You may have noticed a rather conspicuous gap in the Spanish auteur's career, as I have presented it anyway, between the 1929 Dog and his breakout Mexican/French films of the 60's--amazingly, that figure also represents his age! Briefly: after his exile from his homeland, he did menial dubbing and editing work in Hollywood for awhile, before settling in Mexico permanently, where for a couple of decades he ground out essentially B-movie, commercial fare of little consequence at all. Except for Crusoe. It was released internationally to some acclaim--again, much of this comes as late-breaking news to me--with the Irish-born O'Herlihy in the lead, for which he got his one and only Academy Award nomination. (The actor, a good one, was a man of few significant parts, it seems, though I did recognize him when he appeared later in a major role in Fail Safe (1964), and in many more less-major ones over a long career in film and television.)

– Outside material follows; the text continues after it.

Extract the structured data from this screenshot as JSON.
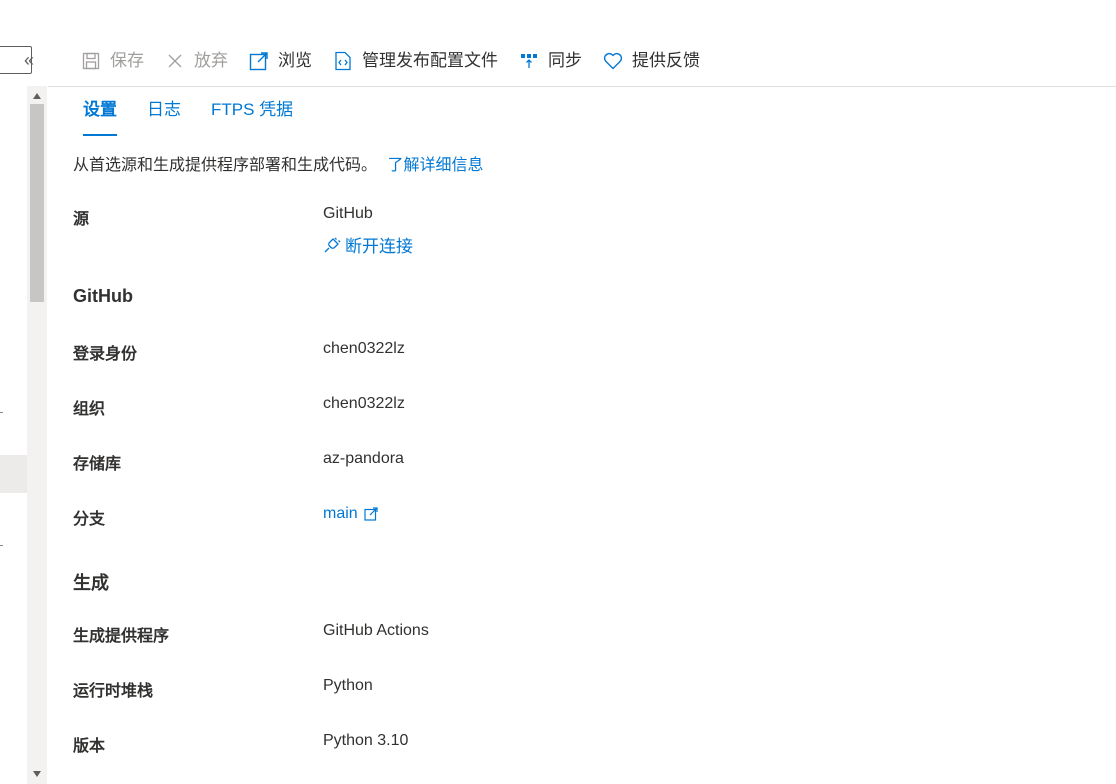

Crusoe came out at just the right time, at least for us kids. It was an era of Saturday matinee swashbucklers and desert-island adventures like Treasure Island and Swiss Family ROBINSON, and you can tell from the poster that Bunuel's movie was advertised as such. Moreover, that's the only way I can remember it.

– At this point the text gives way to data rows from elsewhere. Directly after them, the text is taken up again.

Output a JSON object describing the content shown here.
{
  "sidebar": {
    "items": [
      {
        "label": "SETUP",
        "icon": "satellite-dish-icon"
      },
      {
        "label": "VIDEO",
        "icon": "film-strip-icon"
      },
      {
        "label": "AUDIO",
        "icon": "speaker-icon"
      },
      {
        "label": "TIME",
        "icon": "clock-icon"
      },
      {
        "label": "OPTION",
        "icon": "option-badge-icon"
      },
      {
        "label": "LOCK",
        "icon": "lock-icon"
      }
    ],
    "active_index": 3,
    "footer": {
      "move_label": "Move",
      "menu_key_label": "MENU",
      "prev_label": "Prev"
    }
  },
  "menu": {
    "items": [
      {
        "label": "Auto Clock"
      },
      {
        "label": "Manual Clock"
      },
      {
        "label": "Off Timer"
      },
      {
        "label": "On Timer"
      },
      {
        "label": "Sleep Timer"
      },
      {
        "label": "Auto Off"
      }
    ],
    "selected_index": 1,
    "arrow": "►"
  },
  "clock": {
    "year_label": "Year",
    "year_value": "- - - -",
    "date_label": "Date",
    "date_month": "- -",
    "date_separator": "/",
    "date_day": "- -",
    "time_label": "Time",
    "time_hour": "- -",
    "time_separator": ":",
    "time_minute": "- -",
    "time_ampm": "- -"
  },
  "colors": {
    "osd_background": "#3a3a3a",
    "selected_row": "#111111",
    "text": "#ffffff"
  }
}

HOWEVER: now that I know that the film was/is a "Bunuel," let me just speculate a review, from a grown-up perspective. We are "musing," after all. Right off, exile and castaway would be the perfect subject-matter for the expatriate and, even more importantly, existentialist director. Here we've got total free-will (except for Friday the "willing" slave), unencumbered by the superficial constraints of bourgeois society that the writer-director satirizes so unmercifully. And, wow, couldn't Bunuel nail this theme definitively when Crusoe finally grants his "man" the gift of complete freedom. Conveniently, Friday's "phantom of liberty" is quite literal, but enslavement in any form to anyone or anything would be Bunuel's idea of the worst crime imaginable, and he probably allows this to play upon his hero's psyche. Why probably?--because I DO recall several nightmare dream-sequences (of course) involving mainly Crusoe's father (a potential Freudian wonderland) in the course of the movie. But I no doubt ignored their thematic significance at the time. They would have been getting in the way of the "aventuras."

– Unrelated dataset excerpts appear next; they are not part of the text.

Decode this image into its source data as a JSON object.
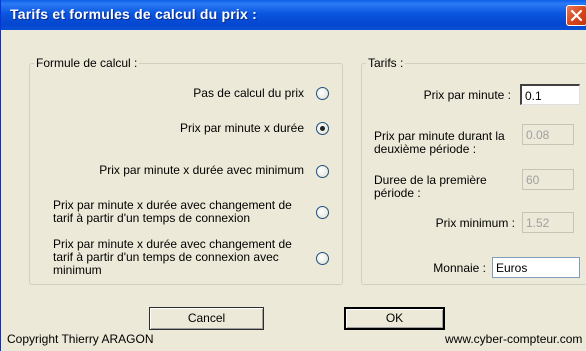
{
  "window": {
    "title": "Tarifs et formules de calcul du prix :"
  },
  "formule": {
    "group_label": "Formule de calcul :",
    "options": [
      {
        "label": "Pas de calcul du prix",
        "selected": false
      },
      {
        "label": "Prix par minute x durée",
        "selected": true
      },
      {
        "label": "Prix par minute x durée avec minimum",
        "selected": false
      },
      {
        "label": "Prix par minute x durée avec changement de tarif à partir d'un temps de connexion",
        "selected": false
      },
      {
        "label": "Prix par minute x durée avec changement de tarif à partir d'un temps de connexion avec minimum",
        "selected": false
      }
    ]
  },
  "tarifs": {
    "group_label": "Tarifs :",
    "prix_minute_label": "Prix par minute :",
    "prix_minute_value": "0.1",
    "prix_deuxieme_label": "Prix par minute durant la deuxième période :",
    "prix_deuxieme_value": "0.08",
    "duree_label": "Duree de la première période :",
    "duree_value": "60",
    "prix_minimum_label": "Prix minimum :",
    "prix_minimum_value": "1.52",
    "monnaie_label": "Monnaie :",
    "monnaie_value": "Euros"
  },
  "buttons": {
    "cancel": "Cancel",
    "ok": "OK"
  },
  "footer": {
    "copyright": "Copyright Thierry ARAGON",
    "website": "www.cyber-compteur.com"
  },
  "colors": {
    "title_bar": "#0a56e0",
    "close_button": "#d9481f",
    "radio_selected": "#21a121",
    "background": "#ece9d8"
  }
}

And what about Bunuel's trademark imagery? When I revisit the film I'll look for lots of ANTS. They pop up in almost every one of his movies as a symbol of one thing or another, and what better place for them and other scary mini-creatures than a desert island? Here the very real would translate easily to the surreal, and vice-versa. (Incidentally, his collaborator on Dog, Salvador Dali, loved the little fellows too--check out the ant-riddled clock in the lower-left corner of his most famous painting, "The Persistence of Memory.") And I know I'll find nature's sufficiency of Bunuelian megafauna--both the quick and the dead.
But then again ... Netflix notwithstanding, I may just leave his Adventure of Robinson Crusoe as a very pleasant childhood memory.